Passado, presente e futuro
Kauany enfatiza que da infância até a adolescência ajudava os pais na labuta diária, plantando algodão, feijão, milho, arroz. “Sempre moramos em casa de outras pessoas, cedidas, meu pai, em 2003, ganhava R$ 20 para nos alimentar, eu e mais três irmãos”, afirma.
Mesmo diante das dificuldades, ela nunca deixou de sonhar. “O mais importante é a gente sonhar, quando a gente sonha a gente consegue. Meus pais sempre me incentivaram, principalmente minha mãe. Quando eu disse a primeira vez que queria passar na televisão, ela disse: ‘Minha filha não faça isso, porque você vai ter que ir para longe’, mas ela sempre me apoiou, mesmo na distância. Eles sempre fizeram o que foi possível”, conta a jovem, que já conheceu o PROJAC, ao participar do Projeto Geração Futura, no Rio de Janeiro, e sonha agora em conhecer o ícone da TV brasileira, Silvio Santos.
Hoje, a estudante cursa o 7º período do curso de Comunicação Social, mora em apartamento próprio, possui transporte próprio, bens que atribui ao esforço do marido, que sempre a incentivou e a ajudou. “Ele mora em Catolé do Rocha e eu aqui. Minha dor também é essa”, revela Kauany.
(Foto: Ismael Sousa/MH)
Sobre o futuro, ela afirma que pretende conciliar as duas profissões. “Eu amo o Serviço Social. E é uma forma de poder ajudar tantas outras pessoas, é uma forma de poder lutar pelas melhorias de políticas públicas para os trabalhadores como meus pais. Eu quero exercer a minha função de assistente social e também exercer o jornalismo, que é um sonho.

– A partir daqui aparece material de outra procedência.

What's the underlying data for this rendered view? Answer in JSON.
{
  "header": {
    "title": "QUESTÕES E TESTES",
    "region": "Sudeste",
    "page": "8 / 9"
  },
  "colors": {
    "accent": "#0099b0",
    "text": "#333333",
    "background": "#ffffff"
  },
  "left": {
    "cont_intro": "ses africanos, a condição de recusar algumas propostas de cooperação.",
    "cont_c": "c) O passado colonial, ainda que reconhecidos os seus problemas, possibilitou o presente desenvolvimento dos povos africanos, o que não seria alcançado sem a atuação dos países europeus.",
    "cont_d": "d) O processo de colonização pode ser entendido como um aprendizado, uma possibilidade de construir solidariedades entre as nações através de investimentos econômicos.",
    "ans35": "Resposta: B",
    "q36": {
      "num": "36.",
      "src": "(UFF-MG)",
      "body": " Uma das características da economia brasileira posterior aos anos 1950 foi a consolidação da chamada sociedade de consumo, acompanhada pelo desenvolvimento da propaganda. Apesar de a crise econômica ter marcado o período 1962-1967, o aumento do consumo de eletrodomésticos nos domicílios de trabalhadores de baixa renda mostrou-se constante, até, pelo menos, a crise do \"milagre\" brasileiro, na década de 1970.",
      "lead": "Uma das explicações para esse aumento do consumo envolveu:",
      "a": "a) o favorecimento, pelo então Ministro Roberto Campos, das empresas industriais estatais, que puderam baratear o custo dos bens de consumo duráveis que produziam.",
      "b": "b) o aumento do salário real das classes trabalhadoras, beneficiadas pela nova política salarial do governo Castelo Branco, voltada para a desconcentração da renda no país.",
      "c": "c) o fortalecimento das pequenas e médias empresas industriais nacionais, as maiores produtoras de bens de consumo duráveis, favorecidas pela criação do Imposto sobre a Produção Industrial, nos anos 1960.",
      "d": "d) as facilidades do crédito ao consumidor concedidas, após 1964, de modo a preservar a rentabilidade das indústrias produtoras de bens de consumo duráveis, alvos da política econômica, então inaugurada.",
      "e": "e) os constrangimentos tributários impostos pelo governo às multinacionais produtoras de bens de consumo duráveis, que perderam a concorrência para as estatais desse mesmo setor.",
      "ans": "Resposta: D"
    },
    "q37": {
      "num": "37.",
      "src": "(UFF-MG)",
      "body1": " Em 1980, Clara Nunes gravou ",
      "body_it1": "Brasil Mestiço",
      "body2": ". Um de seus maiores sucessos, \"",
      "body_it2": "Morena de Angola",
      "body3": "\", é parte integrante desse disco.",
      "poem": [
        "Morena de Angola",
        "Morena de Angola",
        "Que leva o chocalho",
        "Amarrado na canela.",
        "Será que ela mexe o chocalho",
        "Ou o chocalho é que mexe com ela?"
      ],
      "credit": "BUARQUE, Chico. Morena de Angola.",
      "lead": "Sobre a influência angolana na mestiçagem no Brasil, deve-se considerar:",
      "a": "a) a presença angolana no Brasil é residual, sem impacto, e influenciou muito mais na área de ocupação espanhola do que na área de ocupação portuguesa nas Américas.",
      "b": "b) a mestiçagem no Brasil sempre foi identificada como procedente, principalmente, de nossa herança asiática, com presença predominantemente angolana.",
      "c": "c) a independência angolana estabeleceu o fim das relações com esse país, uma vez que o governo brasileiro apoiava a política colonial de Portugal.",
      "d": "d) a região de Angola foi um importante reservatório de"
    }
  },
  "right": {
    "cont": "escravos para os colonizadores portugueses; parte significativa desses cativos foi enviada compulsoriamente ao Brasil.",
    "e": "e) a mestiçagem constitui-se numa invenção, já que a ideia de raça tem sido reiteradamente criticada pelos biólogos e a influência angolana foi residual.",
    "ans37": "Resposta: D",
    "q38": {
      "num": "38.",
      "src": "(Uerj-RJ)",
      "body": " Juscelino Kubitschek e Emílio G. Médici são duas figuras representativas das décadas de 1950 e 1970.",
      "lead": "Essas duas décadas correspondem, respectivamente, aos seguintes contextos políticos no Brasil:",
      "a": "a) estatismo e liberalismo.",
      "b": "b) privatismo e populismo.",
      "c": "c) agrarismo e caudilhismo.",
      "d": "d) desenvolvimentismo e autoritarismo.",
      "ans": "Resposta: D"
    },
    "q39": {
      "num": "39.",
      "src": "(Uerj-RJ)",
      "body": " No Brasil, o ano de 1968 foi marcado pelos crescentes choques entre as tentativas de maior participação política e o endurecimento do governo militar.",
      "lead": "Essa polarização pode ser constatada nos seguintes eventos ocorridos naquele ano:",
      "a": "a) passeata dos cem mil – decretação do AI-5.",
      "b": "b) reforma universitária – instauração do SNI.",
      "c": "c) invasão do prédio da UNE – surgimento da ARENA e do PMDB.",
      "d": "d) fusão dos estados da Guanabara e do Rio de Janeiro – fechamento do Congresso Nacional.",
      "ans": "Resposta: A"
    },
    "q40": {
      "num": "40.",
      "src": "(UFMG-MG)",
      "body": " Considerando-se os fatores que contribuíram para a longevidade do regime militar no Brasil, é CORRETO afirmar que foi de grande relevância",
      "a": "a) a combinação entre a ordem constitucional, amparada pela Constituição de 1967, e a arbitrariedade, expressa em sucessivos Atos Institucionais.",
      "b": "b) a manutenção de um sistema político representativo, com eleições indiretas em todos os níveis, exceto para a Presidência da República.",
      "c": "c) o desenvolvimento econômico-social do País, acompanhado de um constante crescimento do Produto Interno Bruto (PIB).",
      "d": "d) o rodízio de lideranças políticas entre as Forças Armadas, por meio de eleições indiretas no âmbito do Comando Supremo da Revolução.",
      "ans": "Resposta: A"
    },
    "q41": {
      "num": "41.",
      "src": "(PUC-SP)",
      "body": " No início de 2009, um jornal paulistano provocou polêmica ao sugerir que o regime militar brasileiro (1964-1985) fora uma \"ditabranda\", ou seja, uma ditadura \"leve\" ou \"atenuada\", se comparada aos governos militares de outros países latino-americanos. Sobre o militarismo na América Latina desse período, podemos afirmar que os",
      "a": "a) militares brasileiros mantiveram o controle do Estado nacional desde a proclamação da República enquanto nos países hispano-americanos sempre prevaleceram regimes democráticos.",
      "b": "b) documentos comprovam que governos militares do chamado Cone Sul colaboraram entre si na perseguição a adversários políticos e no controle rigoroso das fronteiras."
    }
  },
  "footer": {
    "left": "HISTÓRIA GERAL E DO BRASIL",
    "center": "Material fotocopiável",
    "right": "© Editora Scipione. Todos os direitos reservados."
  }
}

Kauany também pretende continuar os estudos cursando Mestrado e Doutorado, mas sem esquecer o objetivo principal: “Dar o melhor para os meus pais, fazendo isso o resto eu corro atrás, enfrento, sigo a vida e consigo”, reforça.
Para a jovem, que no alto dos seus 24 anos já conseguiu concretizar tantos sonhos, os pais agricultores representam tudo. “São tudo na minha vida. Representam o sonho, a alegria, a gratidão, a luta de todas as pessoas, que assim como eu muitos filhos de agricultores, sonham em estudar numa faculdade”.
“Todos os dias quando eu acordava para estudar e me levantava, com duas faculdades, trabalho, não tinha onde dormir, muitas vezes nem onde comer, eu sempre lembrava deles e de tantas outras pessoas que queriam estar no meu lugar, estudando”, frisa.
Mensagem
Para finalizar, Kauany deixa uma mensagem para quem se depara com dificuldades pelo caminho em busca da realização de sonhos. "Não desistam de lutar, principalmente pelos seus pais, não desistam na vida, de tentar sempre outra vez, porque a vida não é fácil. Se desistirmos no primeiro obstáculo não chegaremos ao sucesso, e sucesso não é ser grande, não é ter muito dinheiro, é poder ter essa gratidão, ter a alegria de compartilhar a vitória ao lado das pessoas que nos amam, isso não tem preço”, conclui.